When the kusi blows from the south, Zanzibar’s north-facing resorts are the most sheltered, so head to Nungwi and Kendwa if you’re after the calmest diving and beach conditions. Elsewhere across the islands you can expect a light to moderate breeze daily, except on Zanzibar Island’s east coast where’s there’s an ever-present stiff wind. July is arguably the best month for wind sports in Paje and you’ll find the beach and lagoon full of swishing, leaping kite surfers. Across the islands, but on Pemba in particular, July is also the start of the clove harvest season, and the scent of cloves is everywhere as they lie in piles in the sun.

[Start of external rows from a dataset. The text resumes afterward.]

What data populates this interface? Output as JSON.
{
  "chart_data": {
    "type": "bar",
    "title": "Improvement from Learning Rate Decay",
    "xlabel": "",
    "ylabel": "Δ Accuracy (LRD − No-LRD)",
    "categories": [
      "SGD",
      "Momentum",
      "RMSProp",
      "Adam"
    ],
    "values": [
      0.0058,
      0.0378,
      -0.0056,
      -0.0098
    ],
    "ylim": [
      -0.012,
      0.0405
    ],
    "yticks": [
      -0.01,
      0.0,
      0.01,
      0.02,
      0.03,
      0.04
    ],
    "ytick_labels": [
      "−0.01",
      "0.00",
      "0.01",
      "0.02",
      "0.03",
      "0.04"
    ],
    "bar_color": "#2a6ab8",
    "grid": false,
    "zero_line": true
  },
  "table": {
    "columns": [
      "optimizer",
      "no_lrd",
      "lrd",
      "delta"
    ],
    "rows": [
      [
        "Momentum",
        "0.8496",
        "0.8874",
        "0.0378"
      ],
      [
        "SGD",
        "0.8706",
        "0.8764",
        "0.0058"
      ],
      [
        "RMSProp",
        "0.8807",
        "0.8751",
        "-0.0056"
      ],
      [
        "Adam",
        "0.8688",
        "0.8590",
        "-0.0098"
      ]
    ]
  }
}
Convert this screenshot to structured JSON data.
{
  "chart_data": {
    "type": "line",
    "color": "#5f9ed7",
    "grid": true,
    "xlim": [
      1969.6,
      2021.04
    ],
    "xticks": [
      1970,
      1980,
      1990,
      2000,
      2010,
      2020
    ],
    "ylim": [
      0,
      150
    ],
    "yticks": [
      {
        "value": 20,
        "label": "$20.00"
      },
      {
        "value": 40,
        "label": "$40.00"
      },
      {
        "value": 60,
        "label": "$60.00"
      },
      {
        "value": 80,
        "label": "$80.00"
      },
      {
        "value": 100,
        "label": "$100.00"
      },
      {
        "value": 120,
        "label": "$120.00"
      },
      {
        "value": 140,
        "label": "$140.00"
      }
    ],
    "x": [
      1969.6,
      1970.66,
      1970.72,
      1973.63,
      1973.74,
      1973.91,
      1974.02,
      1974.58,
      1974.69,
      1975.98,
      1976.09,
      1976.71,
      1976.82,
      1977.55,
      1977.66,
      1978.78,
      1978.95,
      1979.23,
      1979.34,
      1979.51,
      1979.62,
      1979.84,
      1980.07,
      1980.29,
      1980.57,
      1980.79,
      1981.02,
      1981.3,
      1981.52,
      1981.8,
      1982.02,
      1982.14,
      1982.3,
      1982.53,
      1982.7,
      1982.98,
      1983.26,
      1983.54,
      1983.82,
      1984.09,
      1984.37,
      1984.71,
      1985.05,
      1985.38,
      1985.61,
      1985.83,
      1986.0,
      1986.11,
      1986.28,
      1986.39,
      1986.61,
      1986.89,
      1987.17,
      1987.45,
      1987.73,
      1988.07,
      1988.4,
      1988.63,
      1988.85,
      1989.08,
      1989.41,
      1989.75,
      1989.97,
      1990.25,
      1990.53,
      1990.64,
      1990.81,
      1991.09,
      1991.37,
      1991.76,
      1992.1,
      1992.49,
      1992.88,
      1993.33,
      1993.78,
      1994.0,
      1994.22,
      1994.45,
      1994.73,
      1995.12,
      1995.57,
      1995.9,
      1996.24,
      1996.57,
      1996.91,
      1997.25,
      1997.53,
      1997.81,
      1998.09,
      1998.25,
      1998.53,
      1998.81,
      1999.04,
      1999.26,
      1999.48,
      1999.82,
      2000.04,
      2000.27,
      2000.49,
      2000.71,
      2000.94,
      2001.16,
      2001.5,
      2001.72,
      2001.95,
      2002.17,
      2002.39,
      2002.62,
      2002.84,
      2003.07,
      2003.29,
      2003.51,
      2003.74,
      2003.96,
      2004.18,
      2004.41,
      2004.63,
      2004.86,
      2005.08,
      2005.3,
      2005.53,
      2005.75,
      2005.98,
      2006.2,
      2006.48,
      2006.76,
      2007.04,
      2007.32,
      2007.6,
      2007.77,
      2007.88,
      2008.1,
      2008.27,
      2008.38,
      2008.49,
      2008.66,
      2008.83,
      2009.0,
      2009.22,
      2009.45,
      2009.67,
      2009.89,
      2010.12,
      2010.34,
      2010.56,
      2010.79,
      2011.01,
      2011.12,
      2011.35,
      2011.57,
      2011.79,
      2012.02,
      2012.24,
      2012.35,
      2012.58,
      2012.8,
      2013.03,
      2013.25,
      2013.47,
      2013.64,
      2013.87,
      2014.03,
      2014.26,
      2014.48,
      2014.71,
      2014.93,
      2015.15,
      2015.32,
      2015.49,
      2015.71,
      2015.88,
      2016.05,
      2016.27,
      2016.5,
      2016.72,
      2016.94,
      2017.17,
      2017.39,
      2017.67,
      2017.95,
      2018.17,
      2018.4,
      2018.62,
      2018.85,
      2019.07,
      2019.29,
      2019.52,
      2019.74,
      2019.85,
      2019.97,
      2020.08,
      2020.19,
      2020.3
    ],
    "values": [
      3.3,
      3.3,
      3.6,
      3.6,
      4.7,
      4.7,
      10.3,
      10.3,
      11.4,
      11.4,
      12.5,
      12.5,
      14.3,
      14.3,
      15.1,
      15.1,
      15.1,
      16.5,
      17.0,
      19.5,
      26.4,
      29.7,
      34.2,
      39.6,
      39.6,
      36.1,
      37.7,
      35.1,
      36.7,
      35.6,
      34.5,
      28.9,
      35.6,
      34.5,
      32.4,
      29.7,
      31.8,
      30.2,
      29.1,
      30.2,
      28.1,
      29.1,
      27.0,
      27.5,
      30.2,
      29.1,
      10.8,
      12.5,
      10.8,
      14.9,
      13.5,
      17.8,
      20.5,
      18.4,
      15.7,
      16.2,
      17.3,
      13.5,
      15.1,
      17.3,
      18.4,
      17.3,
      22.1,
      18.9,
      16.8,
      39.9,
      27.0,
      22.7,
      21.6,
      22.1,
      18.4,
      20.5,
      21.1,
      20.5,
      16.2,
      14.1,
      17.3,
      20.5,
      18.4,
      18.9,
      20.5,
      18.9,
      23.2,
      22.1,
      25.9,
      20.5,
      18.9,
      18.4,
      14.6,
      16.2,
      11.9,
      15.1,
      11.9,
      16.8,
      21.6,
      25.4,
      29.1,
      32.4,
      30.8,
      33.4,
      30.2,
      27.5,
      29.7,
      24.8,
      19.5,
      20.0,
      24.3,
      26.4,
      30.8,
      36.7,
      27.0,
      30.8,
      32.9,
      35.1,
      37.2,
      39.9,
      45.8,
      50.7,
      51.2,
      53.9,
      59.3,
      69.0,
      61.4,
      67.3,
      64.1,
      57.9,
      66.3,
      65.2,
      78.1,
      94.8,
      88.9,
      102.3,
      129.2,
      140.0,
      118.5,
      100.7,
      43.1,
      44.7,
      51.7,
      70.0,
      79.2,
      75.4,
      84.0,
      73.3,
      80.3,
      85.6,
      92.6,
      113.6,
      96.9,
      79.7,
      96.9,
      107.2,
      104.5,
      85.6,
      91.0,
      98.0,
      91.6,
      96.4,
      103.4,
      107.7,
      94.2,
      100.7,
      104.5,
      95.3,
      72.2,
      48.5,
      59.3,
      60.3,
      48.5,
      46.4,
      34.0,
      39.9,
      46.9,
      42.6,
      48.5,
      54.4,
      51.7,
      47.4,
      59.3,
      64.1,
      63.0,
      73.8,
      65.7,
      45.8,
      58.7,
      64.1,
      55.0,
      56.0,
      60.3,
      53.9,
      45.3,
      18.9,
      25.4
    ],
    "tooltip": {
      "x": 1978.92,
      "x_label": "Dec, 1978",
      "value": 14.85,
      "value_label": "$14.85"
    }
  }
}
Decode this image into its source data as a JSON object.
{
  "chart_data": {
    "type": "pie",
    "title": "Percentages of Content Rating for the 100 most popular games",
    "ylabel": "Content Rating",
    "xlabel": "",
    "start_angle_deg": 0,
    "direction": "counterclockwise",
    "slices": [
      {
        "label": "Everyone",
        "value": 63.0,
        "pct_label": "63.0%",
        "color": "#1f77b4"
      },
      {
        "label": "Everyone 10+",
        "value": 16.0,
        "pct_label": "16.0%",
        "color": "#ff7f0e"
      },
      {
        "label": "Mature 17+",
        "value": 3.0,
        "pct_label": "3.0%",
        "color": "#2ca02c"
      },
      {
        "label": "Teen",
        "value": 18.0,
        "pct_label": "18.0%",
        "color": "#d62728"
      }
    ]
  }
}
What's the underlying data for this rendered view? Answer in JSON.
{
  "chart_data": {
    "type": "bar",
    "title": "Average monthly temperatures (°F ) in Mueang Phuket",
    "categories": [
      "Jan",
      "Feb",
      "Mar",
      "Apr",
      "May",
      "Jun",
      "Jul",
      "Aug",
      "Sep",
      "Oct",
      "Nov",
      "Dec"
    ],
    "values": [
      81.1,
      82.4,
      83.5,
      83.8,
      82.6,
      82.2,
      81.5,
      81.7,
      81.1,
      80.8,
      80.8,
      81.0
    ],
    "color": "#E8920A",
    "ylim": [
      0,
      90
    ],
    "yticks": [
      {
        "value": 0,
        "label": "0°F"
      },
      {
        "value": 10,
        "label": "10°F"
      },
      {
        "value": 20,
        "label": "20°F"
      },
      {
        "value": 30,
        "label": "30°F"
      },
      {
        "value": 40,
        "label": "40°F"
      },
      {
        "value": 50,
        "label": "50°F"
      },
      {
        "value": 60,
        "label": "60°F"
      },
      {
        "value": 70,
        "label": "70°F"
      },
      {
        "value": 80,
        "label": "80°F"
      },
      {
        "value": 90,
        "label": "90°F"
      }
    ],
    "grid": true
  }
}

But perhaps the best place to be on Zanzibar is Stone Town where the unmissable Festival of the Dhow Countries takes over the Old Fort district for the first two weeks of July each year.
Two of Zanzibar’s most vibrant cultural festivals take place in July: Stone Town’s Festival of the Dhow Countries (organised by ZIFF, the Zanzibar International Film Festival), which is held over two lively weeks at the beginning of the month and, at the end of the month, the Mwaka Kogwa festival which takes place in the southern village of Makunduchi. The Festival of the Dhow Countries has grown and grown in recent years into perhaps the largest cultural festival in East Africa. Incorporating music, film and dance from all over Africa and Asia, it’s a reason all on its own to visit Zanzibar in July. Mwaka Kogwa is much smaller, but no less energetic, an originally Persian new year festival that includes plenty of dancing, singing and even some mock fights, and attracts locals and foreigners from across the islands.
July is a busy month on Zanzibar and you’ll need to book your accommodation well in advance. This is true all over the archipelago, but especially if you’re staying in Stone Town while the Festival of the Dhow Countries is on. July is also not an ideal time for diving. The protected northern reefs are usually unaffected, but the open water sites may be too windy and rough.